Affaire Bygmalion: Jean-François Copé change de... par BFMTV

Dépôt d’une plainte 

Alors qu’une enquête préliminaire sur cette affaire a été déclenchée, Jean-François Copé devrait s’expliquer mardi matin lors de la réunion du bureau politique du parti. Lors de cette réunion, qui promet d’être houleuse, le président de l’UMP doit réaliser une série d’annonces. Il devrait tout d’abord annoncer déposer plainte contre X dans cette affaire. Il recourrait ensuite à René Ricol, considéré comme un sage, pour réaliser un rapport sur la gouvernance du parti. Une information démentie par l'entourage de l’ancien médiateur du crédit.

Dernière mesure: Le président de l’UMP pourrait se séparer de son directeur de cabinet Jérôme Lavrilleux, considéré comme son porte-flingue. L’homme, qui était sorti de l’ombre à l’occasion de l’élection contestée de l’UMP, haï du camp Fillon, profiterait de son élection dimanche soir au Parlement européen pour s’éloigner de la direction du parti.

Copé «doit partir»

Ces annonces réussiront-elles à éteindre le feu des critiques à droite? Pas si sûr. Dimanche soir et lundi matin, les commentaires acerbes visant Jean-François Copé se sont multipliés. Le député UMP filloniste Bernard Debré estime que Jean-François Copé doit «partir, avec une partie de son équipe». Lionel Tardy, autre député filloniste, précise au Nouvel Obs que «Jean-François Copé souffre du syndrome Cahuzac», du nom de l’ancien ministre qui avait caché un compte en Suisse. Le député UMP Pierre Lellouche a quant à lui porté plainte lundi après-midi pour «usurpation d’identité» dans cette affaire. Il juge que la direction de parti «doit changer».

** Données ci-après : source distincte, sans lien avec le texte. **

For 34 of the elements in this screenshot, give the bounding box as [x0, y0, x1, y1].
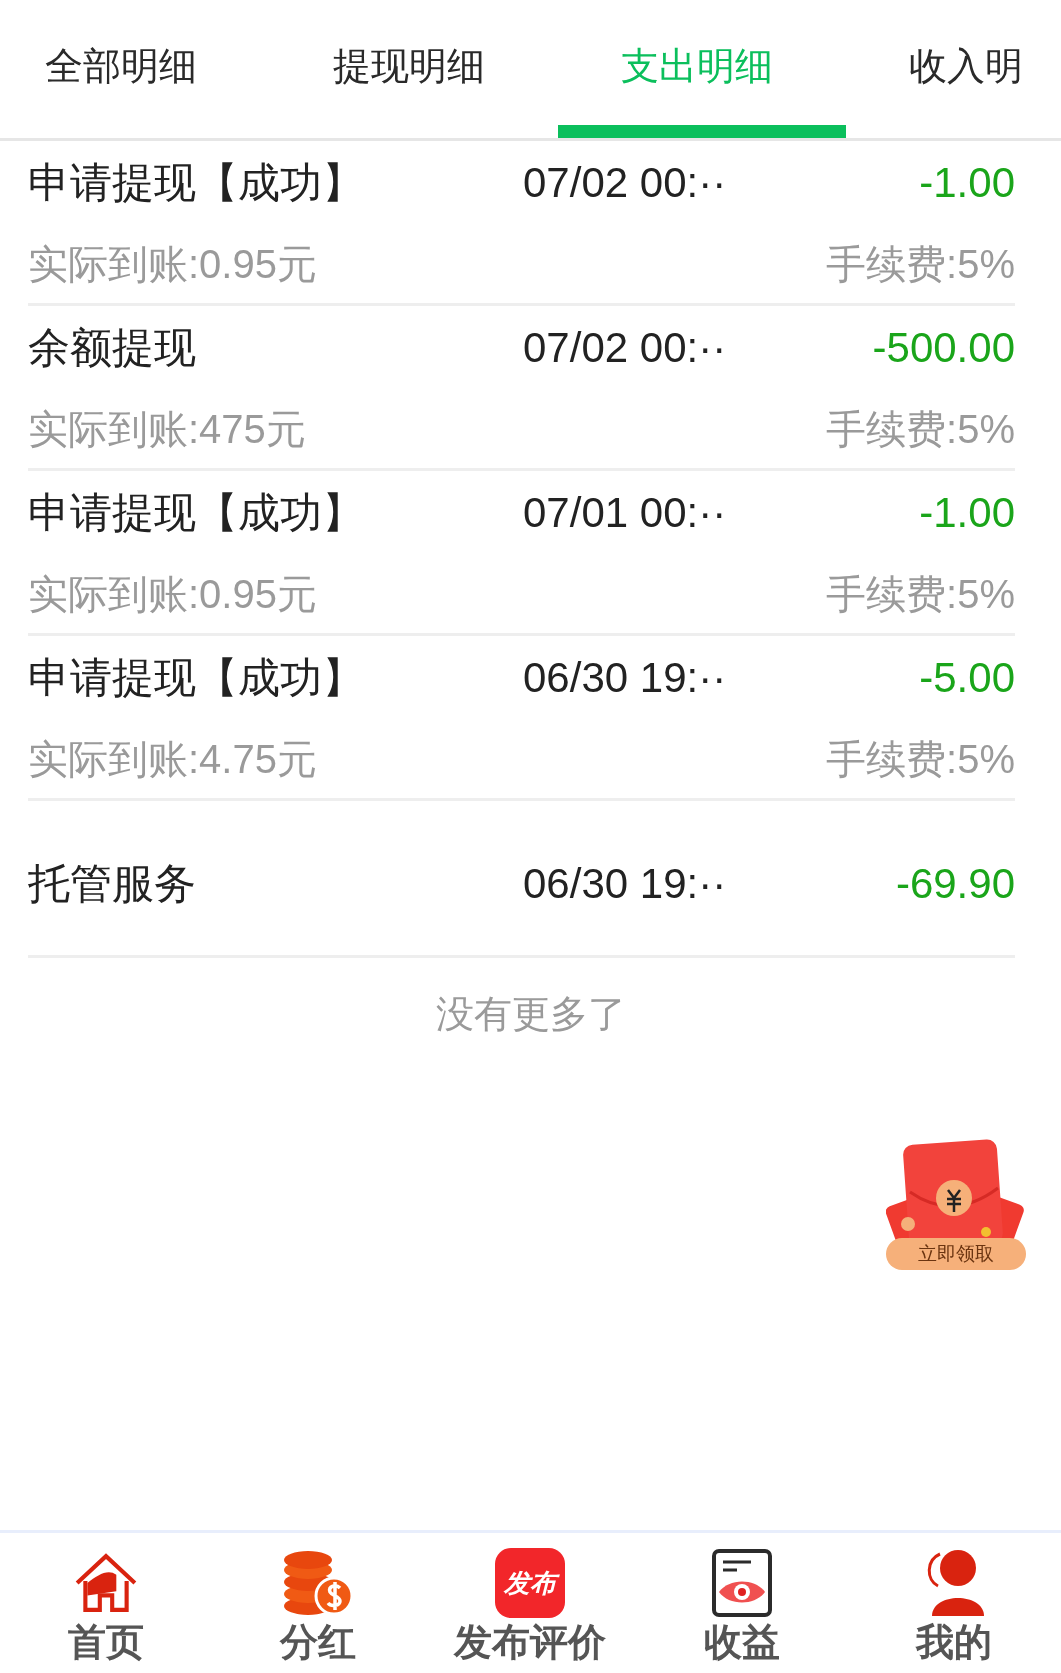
fee-rate: 手续费:5% [826, 570, 1015, 618]
fee-rate: 手续费:5% [826, 405, 1015, 453]
record-time: 07/02 00:·· [523, 322, 728, 373]
nav-item[interactable]: 发布 发布评价 [424, 1547, 636, 1665]
record-title: 申请提现【成功】 [28, 157, 365, 208]
received-amount: 实际到账:475元 [28, 405, 306, 453]
nav-item[interactable]: 收益 [636, 1547, 848, 1665]
tab[interactable]: 全部明细 [0, 0, 270, 138]
fee-rate: 手续费:5% [826, 240, 1015, 288]
record-time: 06/30 19:·· [523, 858, 728, 909]
record-amount: -500.00 [871, 322, 1015, 373]
record-amount: -69.90 [894, 858, 1015, 909]
record-title: 余额提现 [28, 322, 197, 373]
fee-rate: 手续费:5% [826, 735, 1015, 783]
record-time: 07/01 00:·· [523, 487, 728, 538]
record-amount: -1.00 [918, 157, 1015, 208]
tab[interactable]: 提现明细 [270, 0, 558, 138]
record-amount: -1.00 [918, 487, 1015, 538]
record-time: 06/30 19:·· [523, 652, 728, 703]
record-title: 申请提现【成功】 [28, 487, 365, 538]
record-time: 07/02 00:·· [523, 157, 728, 208]
claim-button[interactable]: 立即领取 [886, 1238, 1026, 1270]
end-note: 没有更多了 [435, 992, 626, 1037]
tab[interactable]: 收入明 [846, 0, 1061, 138]
record-amount: -5.00 [918, 652, 1015, 703]
received-amount: 实际到账:0.95元 [28, 240, 317, 288]
document-eye-icon [711, 1548, 773, 1618]
received-amount: 实际到账:0.95元 [28, 570, 317, 618]
nav-item[interactable]: 我的 [848, 1547, 1060, 1665]
record-title: 托管服务 [28, 858, 197, 909]
nav-item[interactable]: 分红 [212, 1547, 424, 1665]
received-amount: 实际到账:4.75元 [28, 735, 317, 783]
record-title: 申请提现【成功】 [28, 652, 365, 703]
nav-item[interactable]: 首页 [0, 1547, 212, 1665]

La charge de P. Lellouche contre la direction de l?UMP - Le 26/05/2014 à 14h00

Un changement rejeté par Jean-François Copé. Le président de l’UMP a expliqué sur BFMTV n’avoir pas l’intention de démissionner si des détournements ont été commis par Bygmalion.

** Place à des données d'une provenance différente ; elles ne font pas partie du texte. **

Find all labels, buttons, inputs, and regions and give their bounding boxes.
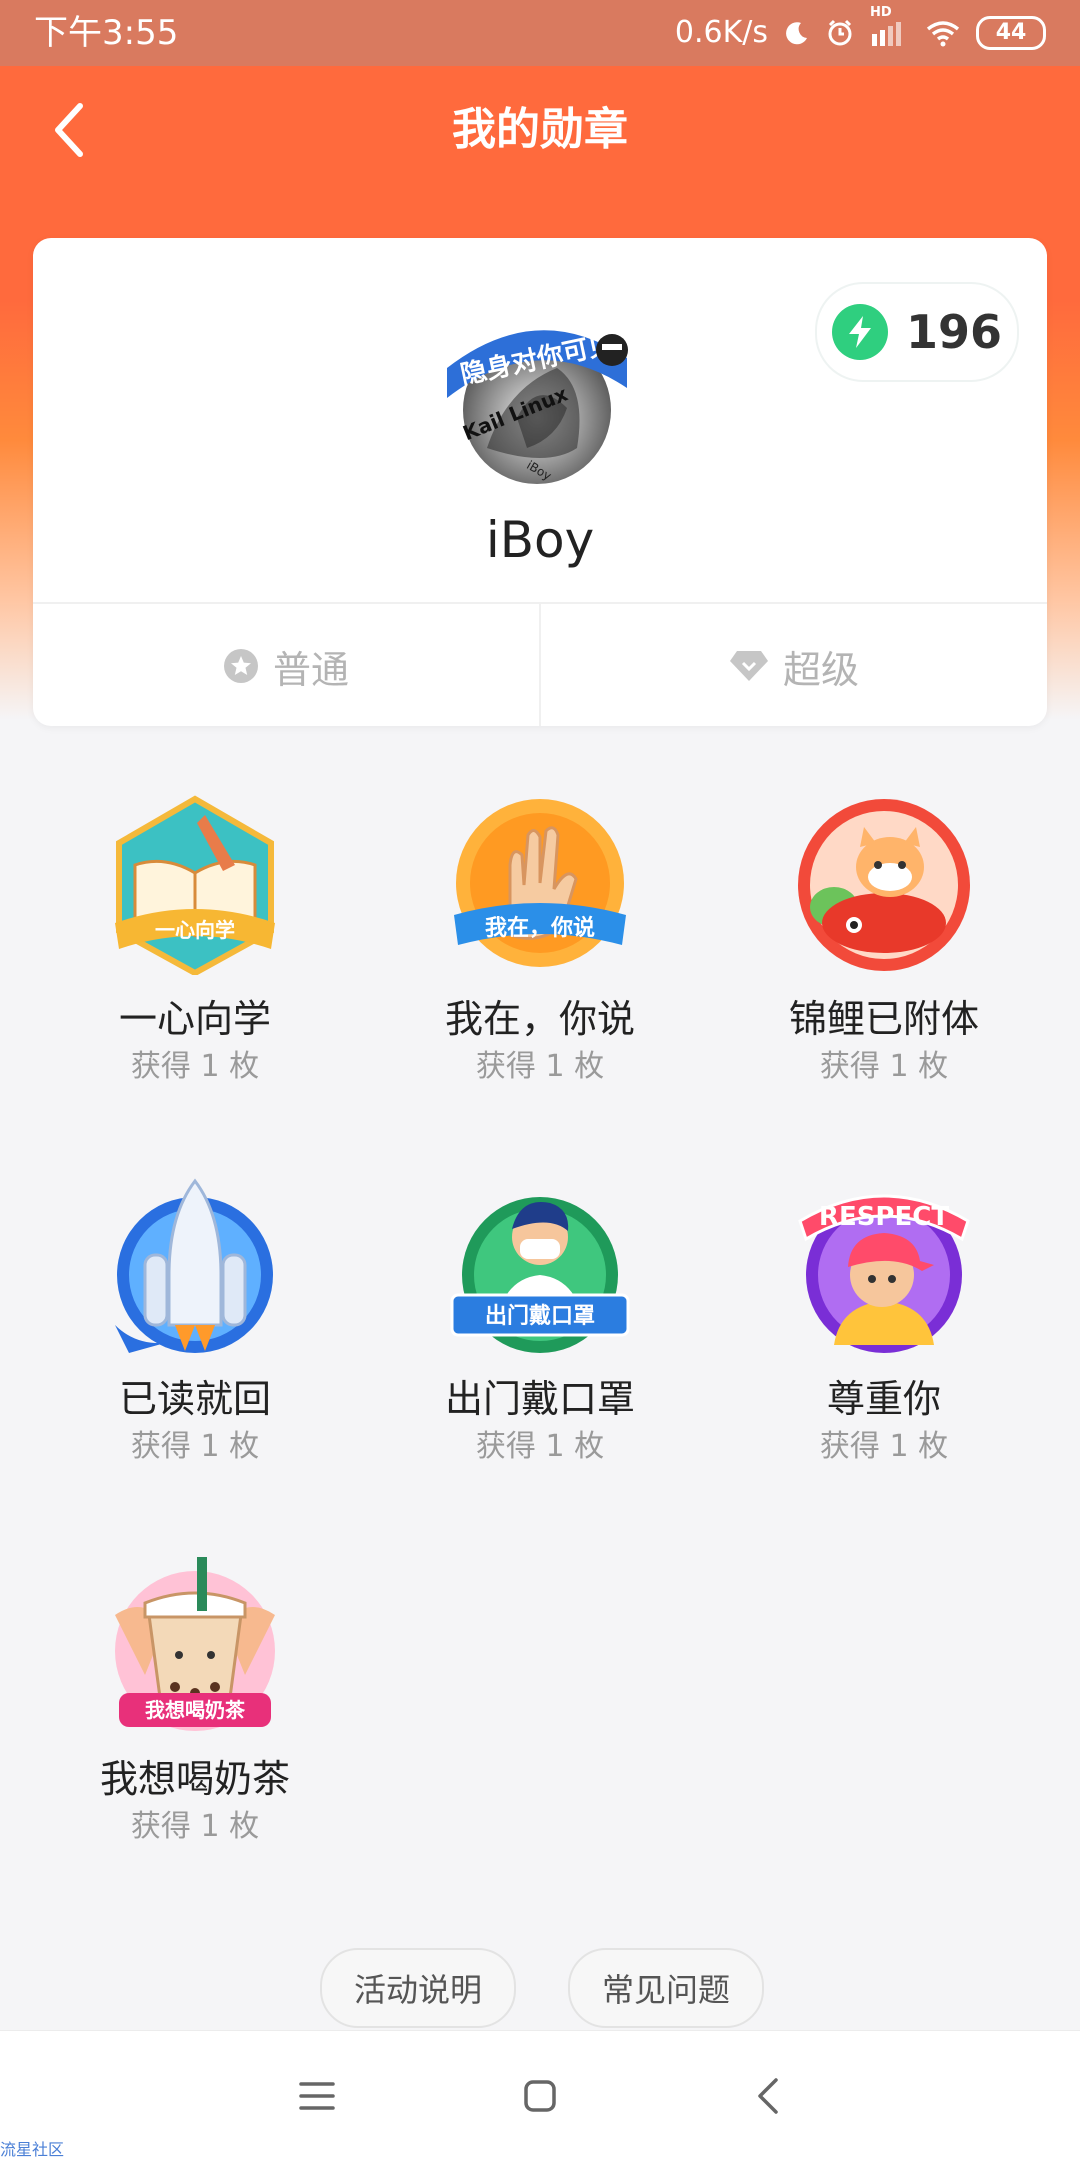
avatar[interactable]: 隐身对你可见 Kail Linux iBoy [437, 298, 637, 498]
wifi-icon [926, 10, 960, 56]
points-badge[interactable]: 196 [815, 282, 1019, 382]
medals-page: 下午3:55 0.6K/s HD 44 我的勋章 隐身对你可见 Kail Lin… [0, 0, 1080, 2160]
faq-button[interactable]: 常见问题 [568, 1948, 764, 2028]
battery-icon: 44 [976, 16, 1046, 50]
mask-medal-ribbon-text: 出门戴口罩 [485, 1303, 595, 1329]
medal-item[interactable]: 出门戴口罩 出门戴口罩 获得 1 枚 [368, 1175, 712, 1495]
back-icon [758, 2078, 778, 2114]
medal-name: 我想喝奶茶 [99, 1757, 290, 1801]
status-bar: 下午3:55 0.6K/s HD 44 [0, 0, 1080, 66]
alarm-icon [826, 10, 854, 56]
respect-medal-ribbon-text: RESPECT [819, 1202, 949, 1232]
star-circle-icon [223, 649, 258, 683]
profile-card: 隐身对你可见 Kail Linux iBoy iBoy 196 普通 超级 [33, 238, 1047, 726]
signal-icon: HD [870, 6, 910, 56]
medal-item[interactable]: 已读就回 获得 1 枚 [23, 1175, 367, 1495]
ok-hand-medal-ribbon-text: 我在，你说 [485, 915, 595, 941]
menu-button[interactable] [282, 2061, 352, 2131]
medal-item[interactable]: RESPECT 尊重你 获得 1 枚 [712, 1175, 1056, 1495]
diamond-icon [729, 651, 768, 681]
tab-super-label: 超级 [782, 647, 859, 692]
medal-count: 获得 1 枚 [130, 1429, 260, 1464]
medal-count: 获得 1 枚 [819, 1429, 949, 1464]
milk-tea-medal-ribbon-text: 我想喝奶茶 [145, 1698, 246, 1722]
moon-icon [784, 10, 810, 56]
signal-hd-label: HD [870, 5, 892, 20]
medal-name: 已读就回 [118, 1377, 271, 1421]
mask-medal-icon: 出门戴口罩 [450, 1175, 630, 1355]
watermark: 流星社区 [0, 2140, 65, 2159]
system-nav-bar [0, 2030, 1080, 2160]
home-icon [524, 2080, 556, 2112]
status-icons: 0.6K/s HD 44 [674, 6, 1046, 56]
tab-normal-label: 普通 [272, 647, 349, 692]
lightning-icon [831, 304, 888, 360]
medal-name: 锦鲤已附体 [788, 997, 979, 1041]
tab-super[interactable]: 超级 [539, 604, 1047, 726]
medal-name: 我在，你说 [444, 997, 635, 1041]
koi-cat-medal-icon [794, 795, 974, 975]
system-back-button[interactable] [733, 2061, 803, 2131]
medal-item[interactable]: 锦鲤已附体 获得 1 枚 [712, 795, 1056, 1115]
respect-medal-icon: RESPECT [794, 1175, 974, 1355]
medal-count: 获得 1 枚 [475, 1429, 605, 1464]
activity-info-button[interactable]: 活动说明 [320, 1948, 516, 2028]
network-speed: 0.6K/s [674, 15, 768, 50]
milk-tea-medal-icon: 我想喝奶茶 [105, 1555, 285, 1735]
ok-hand-medal-icon: 我在，你说 [450, 795, 630, 975]
book-medal-ribbon-text: 一心向学 [155, 918, 235, 942]
medal-count: 获得 1 枚 [130, 1809, 260, 1844]
medal-name: 尊重你 [826, 1377, 941, 1421]
medal-count: 获得 1 枚 [130, 1049, 260, 1084]
medal-count: 获得 1 枚 [475, 1049, 605, 1084]
medal-count: 获得 1 枚 [819, 1049, 949, 1084]
medal-type-tabs: 普通 超级 [33, 602, 1047, 726]
menu-icon [299, 2082, 335, 2110]
home-button[interactable] [505, 2061, 575, 2131]
rocket-medal-icon [105, 1175, 285, 1355]
medal-item[interactable]: 一心向学 一心向学 获得 1 枚 [23, 795, 367, 1115]
medal-name: 一心向学 [118, 997, 271, 1041]
medal-item[interactable]: 我在，你说 我在，你说 获得 1 枚 [368, 795, 712, 1115]
username: iBoy [485, 511, 595, 569]
page-title: 我的勋章 [452, 104, 628, 155]
points-value: 196 [905, 305, 1003, 359]
status-time: 下午3:55 [34, 13, 179, 53]
tab-normal[interactable]: 普通 [33, 604, 539, 726]
medal-item[interactable]: 我想喝奶茶 我想喝奶茶 获得 1 枚 [23, 1555, 367, 1875]
book-medal-icon: 一心向学 [105, 795, 285, 977]
medal-name: 出门戴口罩 [444, 1377, 635, 1421]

Mais certains élus songent à ce qui leur paraît être une solution pour régler le problème de leadership de leur parti et le remettre sur pied: Nicolas Sarkozy. Pour le sénateur Roger Karoutchi, la situation peut ainsi conduire à un retour en politique«plus vite que prévu» de l'ancien président.

A voir. Car en fin d'après-midi, l'avocat de la société de communication de Bygmalion a assuré que des «fausses factures» avaient été établies pour dissimuler des dépenses de campagne de Nicolas Sarkozy en 2012. L'affaire Bygmalion, c'est «l'affaire des comptes de campagne» de Sarkozy, a ajouté Patrick Maisonneuve, évoquant 10 millions d'euros de «factures litigieuses».